Manifestante contra a mutilação genital feminina segura um cartaz em frente à Assembleia Nacional em Banjul - Muhamadou Bittaye - 18.mar.24/AFP

Dentro do Parlamento, os legisladores compartilharam seus argumentos. "Se as pessoas estão sendo presas por praticarem mutilação genital feminina, isso significa que estão sendo privadas de seu direito de praticar a religião", disse o deputado Lamin Ceesay, segundo o Parliament Watch, um projeto que promove a transparência no trabalho dos legisladores.

"Vamos proteger nossas mulheres", disse outro, Gibbi Mballow. "Sou pai e não posso apoiar um projeto de lei como esse". Ele acrescentou: "A religião diz que não devemos ferir as mulheres".

A mutilação assume diferentes formas e é mais comum na África, embora também seja difundida em partes da Ásia e do Oriente Médio. Reconhecida internacionalmente como uma grave violação dos direitos humanos, ela frequentemente causa sérios problemas de saúde, inclusive infecções, hemorragias e dor intensa, e é uma das principais causas de morte nos países onde é praticada.

Em todo o mundo, a mutilação genital está aumentando, apesar das campanhas para impedi-la, principalmente devido ao crescimento populacional nos países onde é comum. Mais de 230 milhões de mulheres e meninas foram submetidas a esse procedimento, segundo o Unicef, o que representa um aumento de 30 milhões de pessoas desde a última vez que a agência fez uma estimativa, em 2016.

Quatro legisladoras votaram contra o avanço do projeto de lei e uma se absteve na segunda-feira.
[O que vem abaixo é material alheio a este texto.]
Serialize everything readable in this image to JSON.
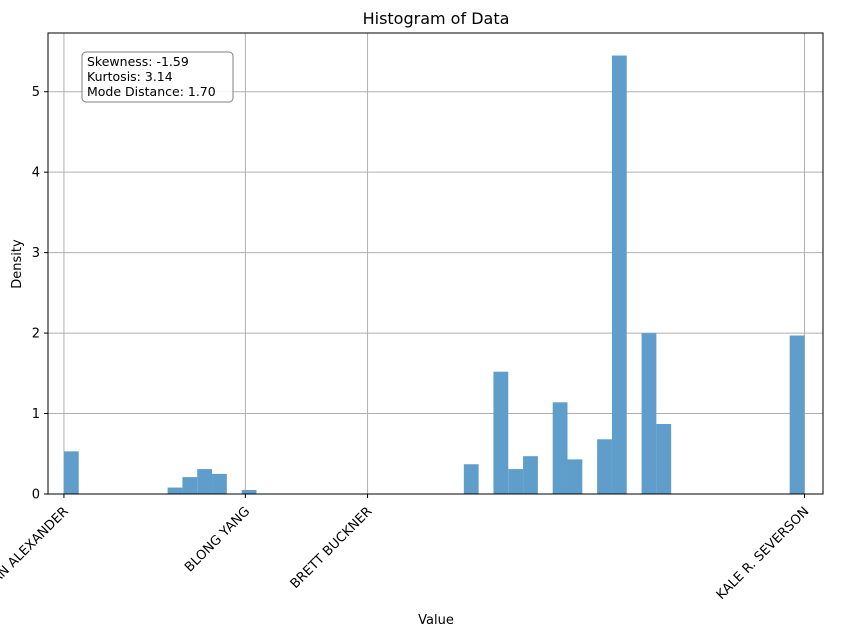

Apenas cinco dos 58 legisladores da Gâmbia são mulheres, o que significa que os homens estão liderando uma discussão sobre uma prática que é imposta a meninas.

"Elas não têm voz", disse Emmanuel Joof, chefe da Comissão Nacional de Direitos Humanos da Gâmbia.

A revogação da proibição trará "consequências sérias e ameaçadoras para a saúde e o bem-estar das mulheres e meninas da Gâmbia", disse Geeta Rao Gupta, embaixadora dos Estados Unidos para questões globais da mulher.

De 1994 a 2016, Gâmbia foi liderada por um dos ditadores mais notórios da região, Yahya Jammeh, que, segundo uma comissão da verdade constatou em 2021, mandou torturar e matar pessoas por um esquadrão de extermínio, estuprou mulheres e colocou muitas pessoas na cadeia sem motivo. Ele chamou de "inimigos do Islã" aqueles que lutam para acabar com a mutilação genital feminina.

Apoiadores de um projeto de lei que visa descriminalizar a mutilação genital feminina se manifestam enquanto o parlamento debate o projeto em Banjul - Malick Njie - 18.mar.24/Reuters

Portanto, foi um choque para muitos oponentes gambianos da mutilação quando, em 2015, Jammeh proibiu a prática, algo que muitos observadores atribuíram à influência de sua esposa marroquina.

A nova lei foi percebida como um momento decisivo na Gâmbia, onde três quartos das mulheres e meninas são mutiladas. Mas a lei não foi aplicada, e isso encorajou os líderes religiosos favoráveis à mutilação, que estão determinados a ter um Estado teocrático, a tentar revogá-la, segundo Joof.

Os religiosos do mundo muçulmano discordam quanto ao fato de a mutilação ser islâmica, mas ela não está no Alcorão. O imã da Gâmbia que mais se manifestou, Abdoulie Fatty, argumentou que "a circuncisão deixa você mais limpo" e disse que os maridos de mulheres que não foram cortadas sofrem por não poderem satisfazer os apetites sexuais de suas esposas.

Muitos gambianos acusaram Fatty de ser um hipócrita ao ressaltar que quando Jammeh proibiu a circuncisão, Fatty era o principal imã à época, porém aparentemente não disse nada.

Na primeira leitura do projeto de lei, há duas semanas, Fatty trouxe um grupo de mulheres jovens para entoar slogans a favor da mutilação fora do Parlamento. Com os rostos cobertos por véu, o que é incomum na Gâmbia, elas cantaram e agitaram cartazes rosas com os dizeres: "A circuncisão feminina é nossa crença religiosa".